Newfound Friends volunteer and trainer Ellie Bedford, has grown up with the breed.
She said: “No human can do what these dogs can do. I’m a lifeguard myself and I would struggle to tow two people whereas these guys can pull in 10 people at ease.”
Training to be a vet, Ellie has volunteered with Newfound Friends since she was 11 years old.
She said: “These dogs are just supernatural and from another planet.
“They can do all sorts of things, they can jump off pontoons, tow in multiple people, tow back a broken down boat, rescue people from the boat and do hand rescues, torpedo rescues and life ring rescues. They really are amazing dogs!”
The fearless breed are even being featured in Superpower Dogs - new 3D movie for IMAX screens.
Founder of Newfound Friends David Pugh, is a qualified lifeguard and dog rescue trainer and knows first hand the challenges humans face in water rescue compared to Newfoundland dogs.
David said: “For a lifeguard, to swim with one person is difficult, to do with two is very difficult and three is impossible.

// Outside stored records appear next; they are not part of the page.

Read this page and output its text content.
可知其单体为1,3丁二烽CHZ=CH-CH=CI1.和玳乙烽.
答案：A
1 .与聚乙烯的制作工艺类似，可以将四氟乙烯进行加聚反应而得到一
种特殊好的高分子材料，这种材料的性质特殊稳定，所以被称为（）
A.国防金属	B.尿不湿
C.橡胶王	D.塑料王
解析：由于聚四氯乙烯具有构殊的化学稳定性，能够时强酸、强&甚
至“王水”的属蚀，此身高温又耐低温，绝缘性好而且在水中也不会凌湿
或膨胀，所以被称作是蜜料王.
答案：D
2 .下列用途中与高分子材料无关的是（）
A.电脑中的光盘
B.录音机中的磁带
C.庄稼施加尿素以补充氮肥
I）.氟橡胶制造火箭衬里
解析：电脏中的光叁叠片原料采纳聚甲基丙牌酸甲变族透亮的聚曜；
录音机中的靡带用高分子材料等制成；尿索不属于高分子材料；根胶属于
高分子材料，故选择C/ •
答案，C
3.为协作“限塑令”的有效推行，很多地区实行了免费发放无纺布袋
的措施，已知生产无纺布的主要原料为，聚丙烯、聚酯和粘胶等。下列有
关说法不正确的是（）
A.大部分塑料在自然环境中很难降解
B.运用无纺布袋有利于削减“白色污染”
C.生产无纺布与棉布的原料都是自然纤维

“These dogs can do phenomenal things that no man can do. The superpower of Newfoundland dogs is their strength.”
Quite simply Newfoundlands are stronger, better - and sometimes faster - than human beings.
These hero dogs are also capable of swimming long distances in cold temperatures - You’d never catch David Hasslehoff leaping into the Bristol Channel and getting his perm wet.

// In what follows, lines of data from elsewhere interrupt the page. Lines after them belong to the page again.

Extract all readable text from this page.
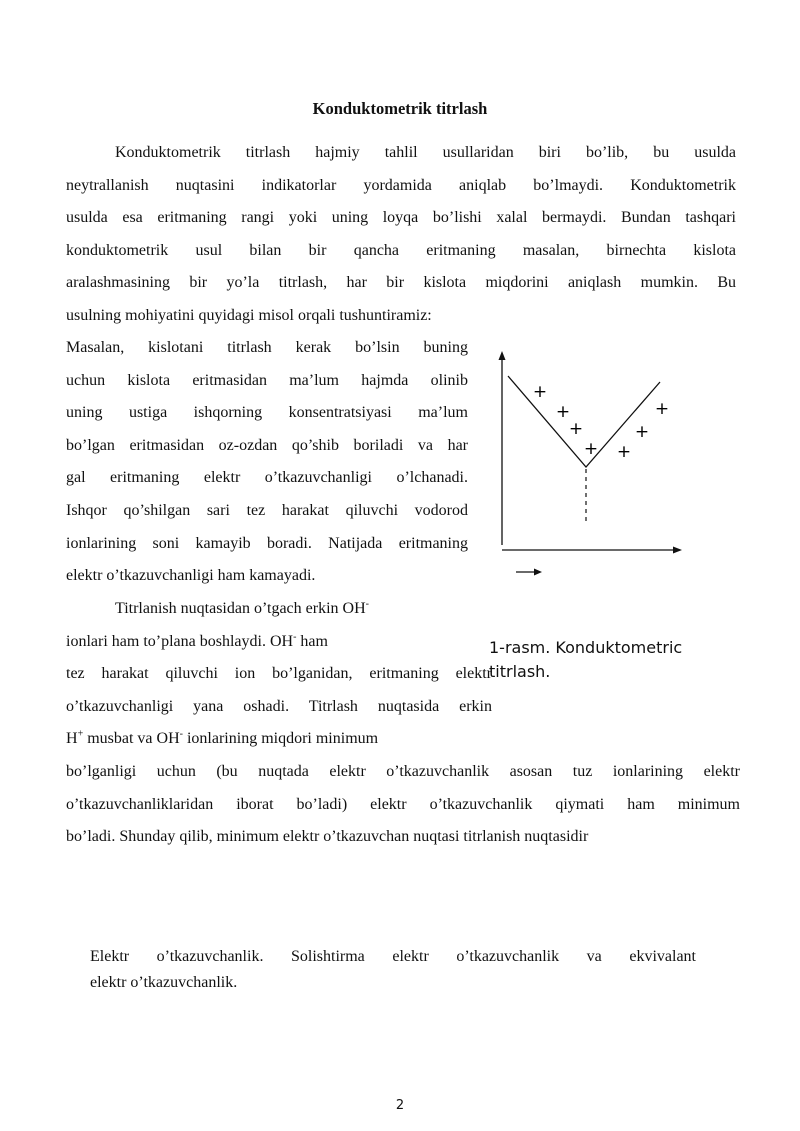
Konduktometrik titrlash
Konduktometrik titrlash hajmiy tahlil usullaridan biri bo’lib, bu usulda
neytrallanish nuqtasini indikatorlar yordamida aniqlab bo’lmaydi. Konduktometrik
usulda esa eritmaning rangi yoki uning loyqa bo’lishi xalal bermaydi. Bundan tashqari
konduktometrik usul bilan bir qancha eritmaning masalan, birnechta kislota
aralashmasining bir yo’la titrlash, har bir kislota miqdorini aniqlash mumkin. Bu
usulning mohiyatini quyidagi misol orqali tushuntiramiz:
Masalan, kislotani titrlash kerak bo’lsin buning
uchun kislota eritmasidan ma’lum hajmda olinib
uning ustiga ishqorning konsentratsiyasi ma’lum
bo’lgan eritmasidan oz-ozdan qo’shib boriladi va har
gal eritmaning elektr o’tkazuvchanligi o’lchanadi.
Ishqor qo’shilgan sari tez harakat qiluvchi vodorod
ionlarining soni kamayib boradi. Natijada eritmaning
elektr o’tkazuvchanligi ham kamayadi.
Titrlanish nuqtasidan o’tgach erkin OH-
ionlari ham to’plana boshlaydi. OH- ham
tez harakat qiluvchi ion bo’lganidan, eritmaning elektr
o’tkazuvchanligi yana oshadi. Titrlash nuqtasida erkin
H+ musbat va OH- ionlarining miqdori minimum
bo’lganligi uchun (bu nuqtada elektr o’tkazuvchanlik asosan tuz ionlarining elektr
o’tkazuvchanliklaridan iborat bo’ladi) elektr o’tkazuvchanlik qiymati ham minimum
bo’ladi. Shunday qilib, minimum elektr o’tkazuvchan nuqtasi titrlanish nuqtasidir
+
+
+
+ +
+
+
1-rasm. Konduktometric titrlash.
Elektr o’tkazuvchanlik. Solishtirma elektr o’tkazuvchanlik va ekvivalant
elektr o’tkazuvchanlik.
2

David said: “They are not the fastest swimming dogs in the world but they are the strongest and they gain their strength because they use a different swimming action to most dogs.”
By adopting what David describes as a “four-wheel drive” swimming stroke style, Newfoundlands manage to put real power behind their paws.

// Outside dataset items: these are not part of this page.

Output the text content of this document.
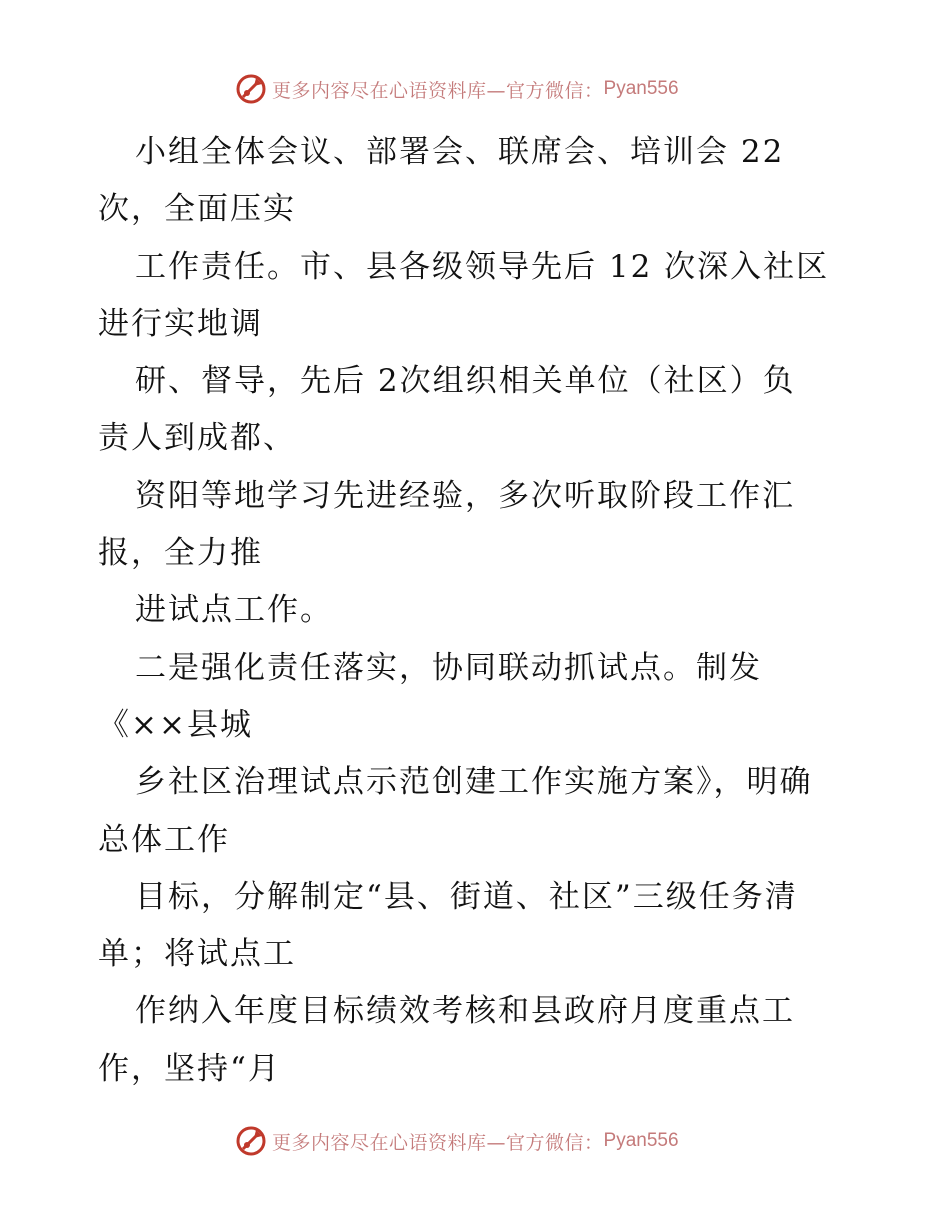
更多内容尽在心语资料库—官方微信： Pyan556
小组全体会议、部署会、联席会、培训会 22
次，全面压实
工作责任。市、县各级领导先后 12 次深入社区
进行实地调
研、督导，先后 2次组织相关单位（社区）负
责人到成都、
资阳等地学习先进经验，多次听取阶段工作汇
报，全力推
进试点工作。
二是强化责任落实，协同联动抓试点。制发
《××县城
乡社区治理试点示范创建工作实施方案》，明确
总体工作
目标，分解制定“县、街道、社区”三级任务清
单；将试点工
作纳入年度目标绩效考核和县政府月度重点工
作，坚持“月
更多内容尽在心语资料库—官方微信： Pyan556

David said: “Their double coat is very thick and waterproof, protecting them from the elements and the cold water. They have a very strong tail, which acts like a rudder and webbed feet to help power through the water.”
Newfoundlands are easy to train and exceptionally good with people thanks to their obedient and docile demeanour.
David said: “They are big, strong and cuddly. Children are attracted to them because of this.”
As well as fundraising, Newfound Friends works closely with other charities so that those who are unable to swim - either because of a physical disability or a lack of confidence – have the opportunity to get in the water and participate in mock rescues.
David said: “To see the look on their face after they experience the pull and power- doing something that normally they wouldn’t get to do gives the team and myself a huge amount of satisfaction.”
But it’s not just mock rescues that the dogs are involved in. Former Newfound Friend Whizz, who was David’s dog, had been involved in nine real life rescues, including dragging two children back to shore who had drifted out to sea in an inflatable dinghy.
David said: “I would trust my life with these dogs.
“Newfoundland dogs are unique, there’s are dogs that can swim faster, there’s dogs that can retrieve things quicker but the power of these dogs - pulling people, pulling boats – they are unique without a shadow, they are the number one canine swimming champion, no mistake.”